NEW YORK, June 17, 2026, 11:04 EDT
- The Dow traded up late in the morning but the S&P 500 and Nasdaq were down, LSEG numbers showed, Reuters reported.
- The market was watching for the Federal Reserve’s rate decision at 2 p.m. EDT, the first meeting under Chair Kevin Warsh.
- Retail sales for May climbed 0.9%, topping estimates as the Fed faces more pressure to keep a close watch on inflation.
Dow edges higher, Nasdaq and S&P 500 slip; market stays in tight range
U.S. stocks closed mixed Wednesday. The Dow Jones Industrial Average added 0.33% to 52,169.53, while the S&P 500 eased 0.07% to 7,506.27 and the Nasdaq Composite dipped 0.15% to 26,337.77, according to LSEG data on Reuters. Market action stayed narrow, with neither a clear selloff nor a full risk-on move.

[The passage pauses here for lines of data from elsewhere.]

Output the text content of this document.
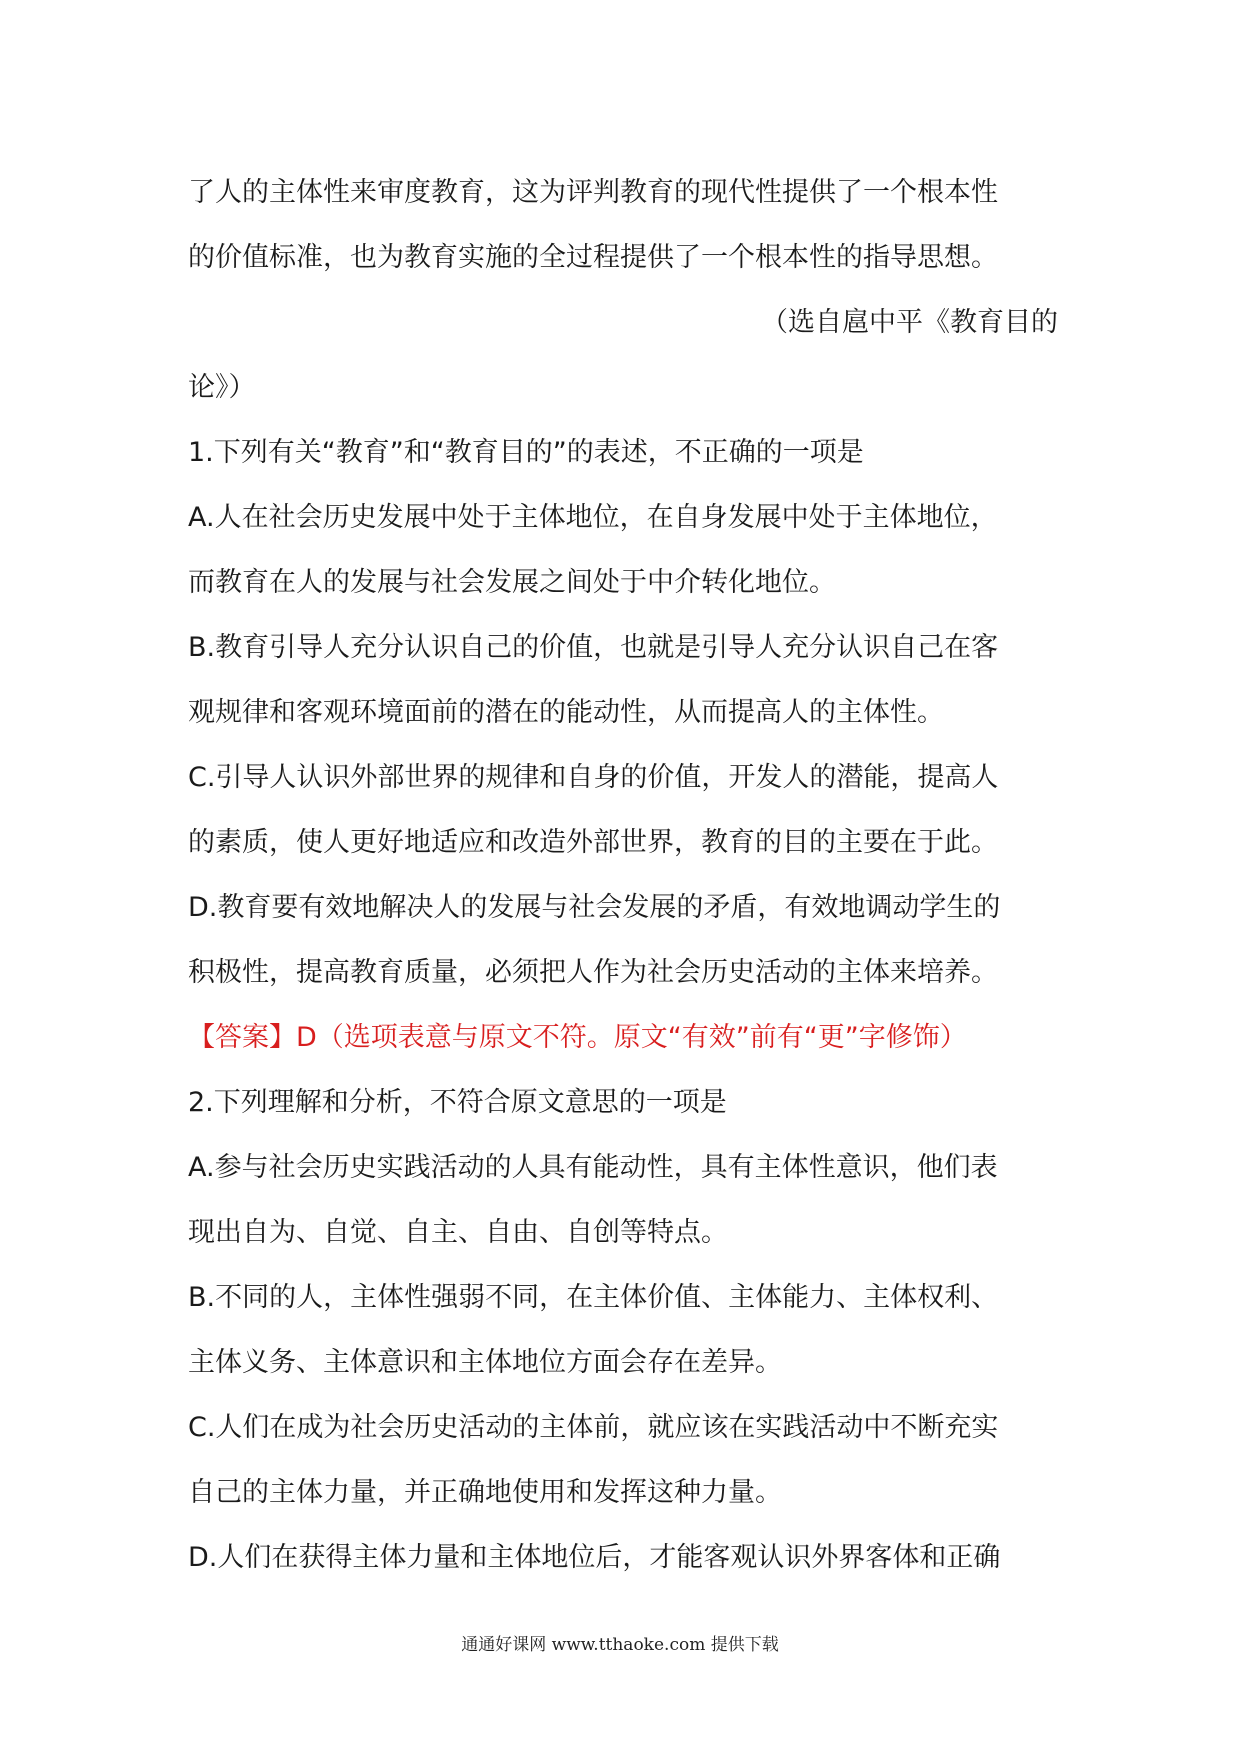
了人的主体性来审度教育，这为评判教育的现代性提供了一个根本性
的价值标准，也为教育实施的全过程提供了一个根本性的指导思想。
（选自扈中平《教育目的
论》）
1.下列有关“教育”和“教育目的”的表述，不正确的一项是
A.人在社会历史发展中处于主体地位，在自身发展中处于主体地位，
而教育在人的发展与社会发展之间处于中介转化地位。
B.教育引导人充分认识自己的价值，也就是引导人充分认识自己在客
观规律和客观环境面前的潜在的能动性，从而提高人的主体性。
C.引导人认识外部世界的规律和自身的价值，开发人的潜能，提高人
的素质，使人更好地适应和改造外部世界，教育的目的主要在于此。
D.教育要有效地解决人的发展与社会发展的矛盾，有效地调动学生的
积极性，提高教育质量，必须把人作为社会历史活动的主体来培养。
【答案】D（选项表意与原文不符。原文“有效”前有“更”字修饰）
2.下列理解和分析，不符合原文意思的一项是
A.参与社会历史实践活动的人具有能动性，具有主体性意识，他们表
现出自为、自觉、自主、自由、自创等特点。
B.不同的人，主体性强弱不同，在主体价值、主体能力、主体权利、
主体义务、主体意识和主体地位方面会存在差异。
C.人们在成为社会历史活动的主体前，就应该在实践活动中不断充实
自己的主体力量，并正确地使用和发挥这种力量。
D.人们在获得主体力量和主体地位后，才能客观认识外界客体和正确
通通好课网 www.tthaoke.com 提供下载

The wait is almost over. The Federal Reserve will issue its policy statement and new projections at 2 p.m. EDT, and Warsh will speak as chair for the first time in a press conference at 2:30. Reuters said the Fed will likely keep rates at 3.50%-3.75%. Markets want clues on any change in language that could hint at possible future cuts.
Chip stocks held up the market. Broadcom, Micron Technology, and Advanced Micro Devices rose, rebounding from the previous day’s drop, as the Philadelphia Semiconductor Index jumped 3.5% earlier, according to Reuters. But losses in communication services and software cut into the gains. Market leadership stayed uneven.

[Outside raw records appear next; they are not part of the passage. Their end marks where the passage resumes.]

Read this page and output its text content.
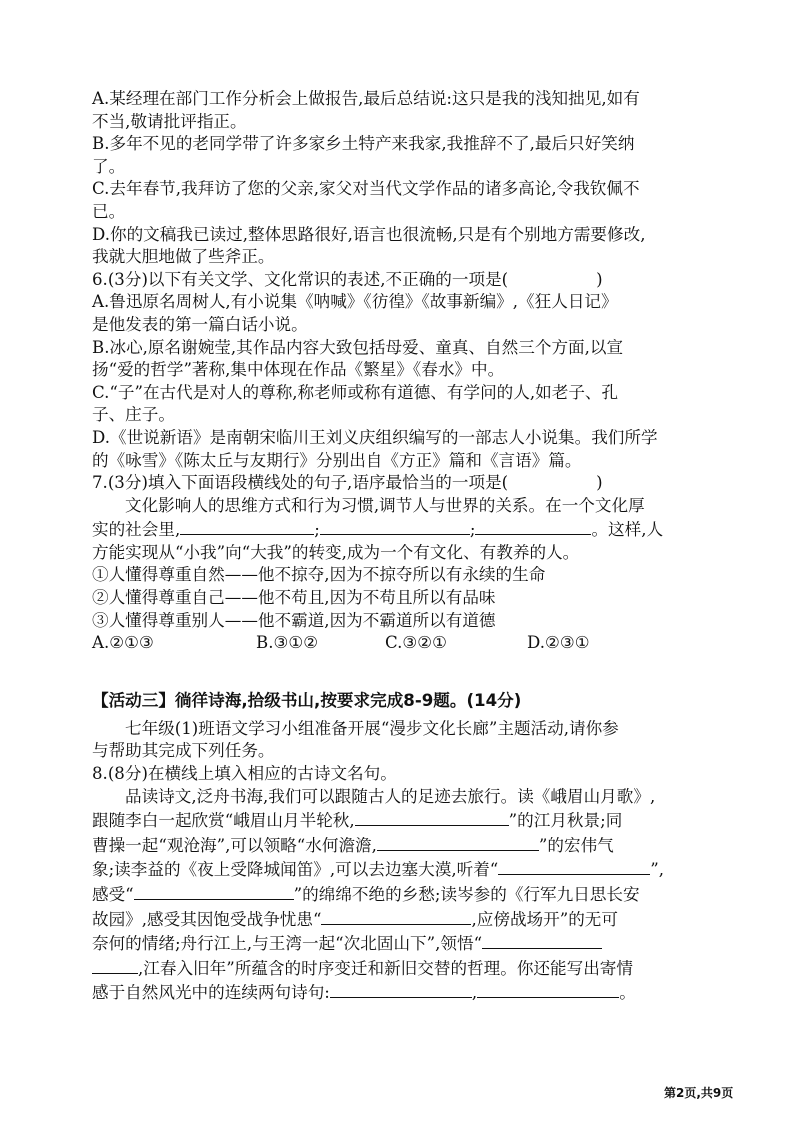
A.某经理在部门工作分析会上做报告,最后总结说:这只是我的浅知拙见,如有

不当,敬请批评指正。

B.多年不见的老同学带了许多家乡土特产来我家,我推辞不了,最后只好笑纳

了。

C.去年春节,我拜访了您的父亲,家父对当代文学作品的诸多高论,令我钦佩不

已。

D.你的文稿我已读过,整体思路很好,语言也很流畅,只是有个别地方需要修改,

我就大胆地做了些斧正。

6.(3分)以下有关文学、文化常识的表述,不正确的一项是(	)

A.鲁迅原名周树人,有小说集《呐喊》《彷徨》《故事新编》,《狂人日记》

是他发表的第一篇白话小说。

B.冰心,原名谢婉莹,其作品内容大致包括母爱、童真、自然三个方面,以宣

扬“爱的哲学”著称,集中体现在作品《繁星》《春水》中。

C.“子”在古代是对人的尊称,称老师或称有道德、有学问的人,如老子、孔

子、庄子。

D.《世说新语》是南朝宋临川王刘义庆组织编写的一部志人小说集。我们所学

的《咏雪》《陈太丘与友期行》分别出自《方正》篇和《言语》篇。

7.(3分)填入下面语段横线处的句子,语序最恰当的一项是(	)

文化影响人的思维方式和行为习惯,调节人与世界的关系。在一个文化厚

实的社会里,	;	;	。这样,人

方能实现从“小我”向“大我”的转变,成为一个有文化、有教养的人。

①人懂得尊重自然——他不掠夺,因为不掠夺所以有永续的生命

②人懂得尊重自己——他不苟且,因为不苟且所以有品味

③人懂得尊重别人——他不霸道,因为不霸道所以有道德

A.②①③	B.③①②	C.③②①	D.②③①

【活动三】徜徉诗海,拾级书山,按要求完成8-9题。(14分)

七年级(1)班语文学习小组准备开展“漫步文化长廊”主题活动,请你参

与帮助其完成下列任务。

8.(8分)在横线上填入相应的古诗文名句。

品读诗文,泛舟书海,我们可以跟随古人的足迹去旅行。读《峨眉山月歌》,

跟随李白一起欣赏“峨眉山月半轮秋,	”的江月秋景;同

曹操一起“观沧海”,可以领略“水何澹澹,	”的宏伟气

象;读李益的《夜上受降城闻笛》,可以去边塞大漠,听着“	”,

感受“	”的绵绵不绝的乡愁;读岑参的《行军九日思长安

故园》,感受其因饱受战争忧患“	,应傍战场开”的无可

奈何的情绪;舟行江上,与王湾一起“次北固山下”,领悟“

,江春入旧年”所蕴含的时序变迁和新旧交替的哲理。你还能写出寄情

感于自然风光中的连续两句诗句:	,	。

第2页,共9页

Hotter retail data kept the Fed on its toes. May retail sales climbed 0.9%, better than April’s revised 0.4% increase and ahead of the 0.5% gain forecast in a Reuters poll. Core retail sales, which exclude autos, gas, building materials and food services, were up 0.7%. “This will raise more yellow flags at the Fed,” BMO Capital’s chief U.S. economist Scott Anderson said. Reuters
Shoppers are buying, but signs of strain are showing up. Sales at restaurants and bars slipped 0.1% in the latest retail numbers. Economists have said that tax refunds boosted spending this spring, but the support might not last. Samuel Tombs at Pantheon Macroeconomics called the effect a “sugar rush,” likely to fade soon. Reuters
Rates barely budged. The 10-year Treasury yield tacked on 1 basis point to 4.435%. The two-year gained 2 basis points, now at 4.06%. A basis point equals a hundredth of a percentage point. JPMorgan’s Jay Barry and Jason Hunter said the focus is on Warsh’s first press conference, with fog lingering over his style and the committee’s latest hawkish turn.

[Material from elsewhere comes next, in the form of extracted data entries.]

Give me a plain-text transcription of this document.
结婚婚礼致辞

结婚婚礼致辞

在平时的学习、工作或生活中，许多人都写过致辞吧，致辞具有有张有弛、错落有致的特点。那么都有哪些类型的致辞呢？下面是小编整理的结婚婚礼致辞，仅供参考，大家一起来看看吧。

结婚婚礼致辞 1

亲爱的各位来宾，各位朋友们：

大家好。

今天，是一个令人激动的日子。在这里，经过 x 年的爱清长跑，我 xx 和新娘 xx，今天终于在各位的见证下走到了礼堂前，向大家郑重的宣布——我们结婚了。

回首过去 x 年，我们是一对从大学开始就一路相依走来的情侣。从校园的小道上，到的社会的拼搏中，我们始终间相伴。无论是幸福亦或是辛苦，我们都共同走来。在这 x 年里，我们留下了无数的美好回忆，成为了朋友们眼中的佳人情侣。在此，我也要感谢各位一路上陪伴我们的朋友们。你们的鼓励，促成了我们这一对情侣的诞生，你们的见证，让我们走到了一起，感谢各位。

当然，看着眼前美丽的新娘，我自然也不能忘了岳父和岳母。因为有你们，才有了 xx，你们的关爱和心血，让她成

Oil put pressure on the market again. Brent crude sat near $80 a barrel, bouncing off three-month lows after talk of a possible U.S.-Iran agreement raised hopes for open flows at the Strait of Hormuz and a bit less supply stress. Luka Belobrajdic, an economist at Westpac, estimated Iran’s exports could reach “2% of global demand,” but said any relief from sanctions would need durable peace. Reuters
The risk is clear. If the Fed signals more hawkish policy, Treasury yields might climb. Oil could spike if the Iran deal falls apart, which might put renewed pressure on inflation right when the Fed is weighing if the recent price jump will stick. Jeff Buchbinder, chief equity strategist at LPL Financial, said markets need the 10-year yield to stay “below 4.5.” Reuters
The week is cut short. Nasdaq’s 2026 market calendar shows that U.S. equity and options markets will be shut on Friday, June 19, for Juneteenth, with Thursday as the last full trading day ahead of the holiday.